„Power durch die Mauer – bis sie bricht! Freiheit für Sonja Suder!“ Silvester-Knastkundgebung in Frankfurt am Main

kleinAn der Kundgebung am Knast Preungesheim nahmen ca. 200 Menschen teil. Bei mildem Wetter startete die Kundgebung vor dem Mutter-Kind-Trakt mit ersten über die Mauer geschossenen Raketen und jeder Menge guter Musik. Weiter ging es mit dem erfreulich lauten Lautsprecherwagen in Richtung U-Haft-Trakt der Frauen. Dort gab es viele Redebeiträge und Grußworte, u.a. einen Beitrag zur Geschichte des Knasts Preungesheim von einer Genossin, die dort mehrere Jahre inhaftiert war und die von Widerstand und Solidarität der Frauen im Knast berichtete. Sie betonte, dass es zwar schwer sei, den Knastalltag gut zu bewältigen, dafür aber solidarische Aktionen wie Kundgebungen vor dem Knast von großer Bedeutung seien. Sie betonte weiter, dass die Zusammensetzung der Frauen im Knast in Frankfurt die gesellschaftlichen Auseinandersetzungslinien im internationalen Maßstab widerspiegeln: Es sitzen hier viele Frauen aus Mittel- und Südamerika sowie Osteuropa wegen kleiner Delikte ein, die sie begehen, um ein für sich und ihre Familien ein gutes Leben zu ermöglichen, das ihnen anders praktisch nicht möglich ist. Ihnen gehört unsere Solidarität.
Grußworte kamen von der Mumia Abu Jamal Gruppe, von Ya Basta Frankfurt und ABC Berlin. Solidaritätsgrüße wurden auch in Farsi und auf Spanisch über den Lautsprecherwagen verlesen, damit möglichst viele Frauen in Preungesheim den Grund unserer Kundgebung nachvollziehen konnten.

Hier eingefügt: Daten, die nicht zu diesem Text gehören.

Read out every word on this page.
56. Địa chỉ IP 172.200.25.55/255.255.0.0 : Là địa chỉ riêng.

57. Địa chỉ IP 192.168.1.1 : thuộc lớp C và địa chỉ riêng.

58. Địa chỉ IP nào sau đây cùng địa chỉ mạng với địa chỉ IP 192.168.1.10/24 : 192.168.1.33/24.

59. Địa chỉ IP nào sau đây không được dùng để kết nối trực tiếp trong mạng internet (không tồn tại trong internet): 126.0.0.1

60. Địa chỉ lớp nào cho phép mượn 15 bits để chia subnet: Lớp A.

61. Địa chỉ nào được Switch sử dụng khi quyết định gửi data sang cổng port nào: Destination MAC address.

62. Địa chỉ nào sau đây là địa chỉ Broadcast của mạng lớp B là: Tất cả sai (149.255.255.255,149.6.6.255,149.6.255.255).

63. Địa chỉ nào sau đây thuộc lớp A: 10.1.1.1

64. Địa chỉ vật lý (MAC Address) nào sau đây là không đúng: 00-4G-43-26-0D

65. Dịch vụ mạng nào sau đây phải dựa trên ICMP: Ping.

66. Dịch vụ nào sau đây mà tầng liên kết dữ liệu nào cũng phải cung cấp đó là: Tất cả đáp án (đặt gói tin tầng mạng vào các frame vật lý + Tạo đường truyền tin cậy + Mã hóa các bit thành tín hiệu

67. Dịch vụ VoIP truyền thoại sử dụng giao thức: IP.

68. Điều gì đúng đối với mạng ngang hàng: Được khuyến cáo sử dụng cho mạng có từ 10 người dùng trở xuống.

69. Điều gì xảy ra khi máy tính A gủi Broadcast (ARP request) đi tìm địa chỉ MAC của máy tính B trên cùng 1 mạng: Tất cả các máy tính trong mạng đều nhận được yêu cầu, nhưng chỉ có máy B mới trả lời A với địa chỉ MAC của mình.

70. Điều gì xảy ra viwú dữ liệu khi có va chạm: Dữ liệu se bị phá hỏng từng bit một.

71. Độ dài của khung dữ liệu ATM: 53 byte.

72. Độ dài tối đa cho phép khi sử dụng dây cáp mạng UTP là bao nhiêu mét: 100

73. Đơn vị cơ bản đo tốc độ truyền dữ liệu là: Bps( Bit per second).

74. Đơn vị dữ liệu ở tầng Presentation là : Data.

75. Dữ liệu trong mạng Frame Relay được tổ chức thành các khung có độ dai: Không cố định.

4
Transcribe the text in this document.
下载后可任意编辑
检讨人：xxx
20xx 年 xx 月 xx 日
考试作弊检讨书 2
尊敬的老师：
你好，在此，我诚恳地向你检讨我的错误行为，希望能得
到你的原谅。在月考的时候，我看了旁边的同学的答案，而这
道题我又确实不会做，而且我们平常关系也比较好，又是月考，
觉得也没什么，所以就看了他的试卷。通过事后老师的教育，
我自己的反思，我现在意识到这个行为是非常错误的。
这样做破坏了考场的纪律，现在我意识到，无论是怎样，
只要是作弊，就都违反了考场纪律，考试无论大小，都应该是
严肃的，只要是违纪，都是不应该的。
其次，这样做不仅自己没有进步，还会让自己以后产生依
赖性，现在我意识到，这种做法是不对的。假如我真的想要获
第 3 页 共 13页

Grußbotschaften gab es von Sonja und von Deniz K., der vor einigen Wochen in Nürnberg zu 2,5 Jahren verurteilt wurde. Beide dokumentieren wir im Anhang. Nach den Beiträgen zogen wir noch eine halbe Stunde an der Knastmauer, den Frauen- und Männer-U-Hafttrakt entlang. Wir konnten mit Gefangenen Grüße austauschen, schossen jede Menge Raketen über die Mauer und viele Bengalos landeten auf dem Knast-Dach und zwischen den Häusern und sorgten drinnen wie draußen für Heiterkeit und gute Stimmung!

Der Prozess gegen Sonja und Christian geht im 18. Januar 2013 unter anderem mit der Befragung des Kronzeugen Hans-Joachim Klein weiter.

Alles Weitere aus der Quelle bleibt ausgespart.